Aside from those factors, the computer drives and monitors everything, Derk says.
"It has an alarm and it can page us, so if in the middle of the night a filter were to get clogged or if we have a power outage, it will alert us," he says. "Also, when we're backwashing, we watch the critical parts of it and we're able to leave the office. But if I walk into the office and everything is beeping, I know something happened. Uh-oh, what's happening?! Then we'll address it."
Dolphins On The Move
One of the major differences between pools at a zoo and those in a backyard (besides the heavy filtration and sanitization load) is that the animals are always in the water. No matter how much use a residential pool gets from kids during a summer heat wave, eventually they're going to come out. And when a homeowner wants to replace equipment or replaster, kids can simply keep themselves occupied on land. Not so with dolphins.

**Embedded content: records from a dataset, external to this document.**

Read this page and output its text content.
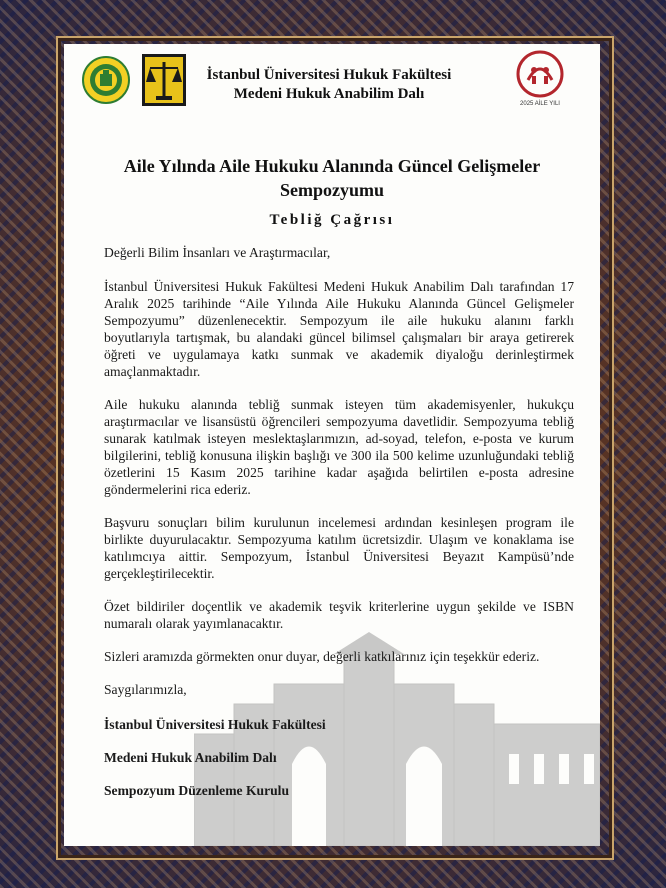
İstanbul Üniversitesi Hukuk Fakültesi
Medeni Hukuk Anabilim Dalı
2025 AİLE YILI
Aile Yılında Aile Hukuku Alanında Güncel Gelişmeler Sempozyumu
Tebliğ Çağrısı

Değerli Bilim İnsanları ve Araştırmacılar,

İstanbul Üniversitesi Hukuk Fakültesi Medeni Hukuk Anabilim Dalı tarafından 17 Aralık 2025 tarihinde “Aile Yılında Aile Hukuku Alanında Güncel Gelişmeler Sempozyumu” düzenlenecektir. Sempozyum ile aile hukuku alanını farklı boyutlarıyla tartışmak, bu alandaki güncel bilimsel çalışmaları bir araya getirerek öğreti ve uygulamaya katkı sunmak ve akademik diyaloğu derinleştirmek amaçlanmaktadır.

Aile hukuku alanında tebliğ sunmak isteyen tüm akademisyenler, hukukçu araştırmacılar ve lisansüstü öğrencileri sempozyuma davetlidir. Sempozyuma tebliğ sunarak katılmak isteyen meslektaşlarımızın, ad-soyad, telefon, e-posta ve kurum bilgilerini, tebliğ konusuna ilişkin başlığı ve 300 ila 500 kelime uzunluğundaki tebliğ özetlerini 15 Kasım 2025 tarihine kadar aşağıda belirtilen e-posta adresine göndermelerini rica ederiz.

Başvuru sonuçları bilim kurulunun incelemesi ardından kesinleşen program ile birlikte duyurulacaktır. Sempozyuma katılım ücretsizdir. Ulaşım ve konaklama ise katılımcıya aittir. Sempozyum, İstanbul Üniversitesi Beyazıt Kampüsü’nde gerçekleştirilecektir.

Özet bildiriler doçentlik ve akademik teşvik kriterlerine uygun şekilde ve ISBN numaralı olarak yayımlanacaktır.

Sizleri aramızda görmekten onur duyar, değerli katkılarınız için teşekkür ederiz.

Saygılarımızla,

İstanbul Üniversitesi Hukuk Fakültesi

Medeni Hukuk Anabilim Dalı

Sempozyum Düzenleme Kurulu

So what does the zoo do with the animals when it needs to perform some maintenance on the pool?
"We're looking at recoating the dolphin pool, and while we're at it we'll be changing out our valves and recoating the insides of the filters - the sand is getting old," Derk says. "So mid next year we'll actually ship the dolphins out to one of the other institutions that we deal with." "I know we were considering Indianapolis," Kanzia adds. "We're also part of a dolphin-breeding program so we may also be able to send them down to Florida."
This process is a lot like you'd imagine, with the dolphins riding in specially designed slings and their handlers keeping them moist and as comfortable as possible.
Kanzia says that the renovation process will take several weeks, after which the dolphins will be returned, none worse for the wear, to the million-gallon pool they call home.